CBP and p300 have both overlapping and unique functions. p300 acts as a co-activator for NFkB, and activates p53 and on the other hand can attenuate Hsp90 chaperone functions and BCL6 transcriptional repressor functions. P300 and CBP also acetylate histones and potentially hundreds of other proteins in the acetylome. Deacetylated Hsp90 maintains BCL6 expression, which in turn suppresses p300 and its essential cofactor BAT3 and also represses p53. This vicious circle can be disrupted by treating lymphoma cells with BCL6 inhibitors, Hsp90 inhibitors or HDAC inhibitors, and these agents are synergistic when administered in combination.
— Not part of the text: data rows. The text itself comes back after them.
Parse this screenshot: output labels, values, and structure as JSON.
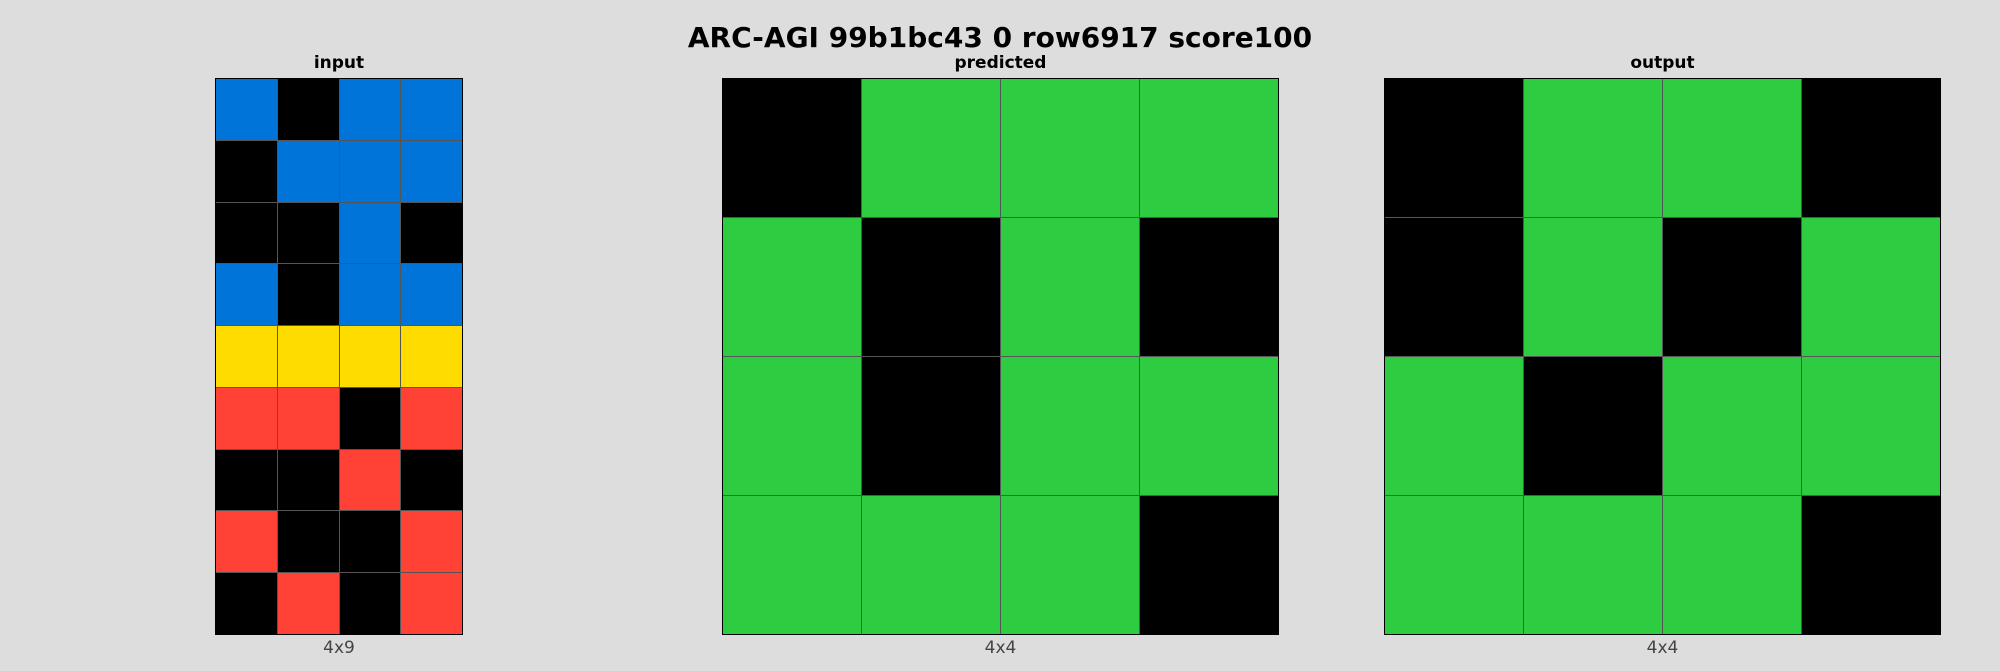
{
  "title": "ARC-AGI 99b1bc43 0 row6917 score100",
  "colors": {
    "0": "#000000",
    "1": "#0074D9",
    "2": "#FF4136",
    "3": "#2ECC40",
    "4": "#FFDC00"
  },
  "panels": [
    {
      "label": "input",
      "caption": "4x9",
      "rows": [
        [
          1,
          0,
          1,
          1
        ],
        [
          0,
          1,
          1,
          1
        ],
        [
          0,
          0,
          1,
          0
        ],
        [
          1,
          0,
          1,
          1
        ],
        [
          4,
          4,
          4,
          4
        ],
        [
          2,
          2,
          0,
          2
        ],
        [
          0,
          0,
          2,
          0
        ],
        [
          2,
          0,
          0,
          2
        ],
        [
          0,
          2,
          0,
          2
        ]
      ]
    },
    {
      "label": "predicted",
      "caption": "4x4",
      "rows": [
        [
          0,
          3,
          3,
          3
        ],
        [
          3,
          0,
          3,
          0
        ],
        [
          3,
          0,
          3,
          3
        ],
        [
          3,
          3,
          3,
          0
        ]
      ]
    },
    {
      "label": "output",
      "caption": "4x4",
      "rows": [
        [
          0,
          3,
          3,
          0
        ],
        [
          0,
          3,
          0,
          3
        ],
        [
          3,
          0,
          3,
          3
        ],
        [
          3,
          3,
          3,
          0
        ]
      ]
    }
  ]
}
Blockade of p300 rescues DLBCL cells from being killed by BCL6 inhibitors and HDAC inhibitors. CBP also acetylates p53 and BCL6. Somatic heterozygous mutations or deletions of the CREBBP locus occur in 41.5% of GCB-DLBCLs, 12% of ABC-DLBCLs, and 32.6% of FL cases. EP300 mutations occur in 10% of DLBCLs. All cases seem to have in common disruption of the histone acetyltransferase catalytic domain, and the resulting truncated or mutant proteins may have dominant negative or gain of function properties, or may simply result in a reduced dosage of histone acetyltransferases. These effects would presumably lock DLBCL cells in a state with inactivated p53, and activated BCL6 and Hsp90, in addition to many other possible downstream effects.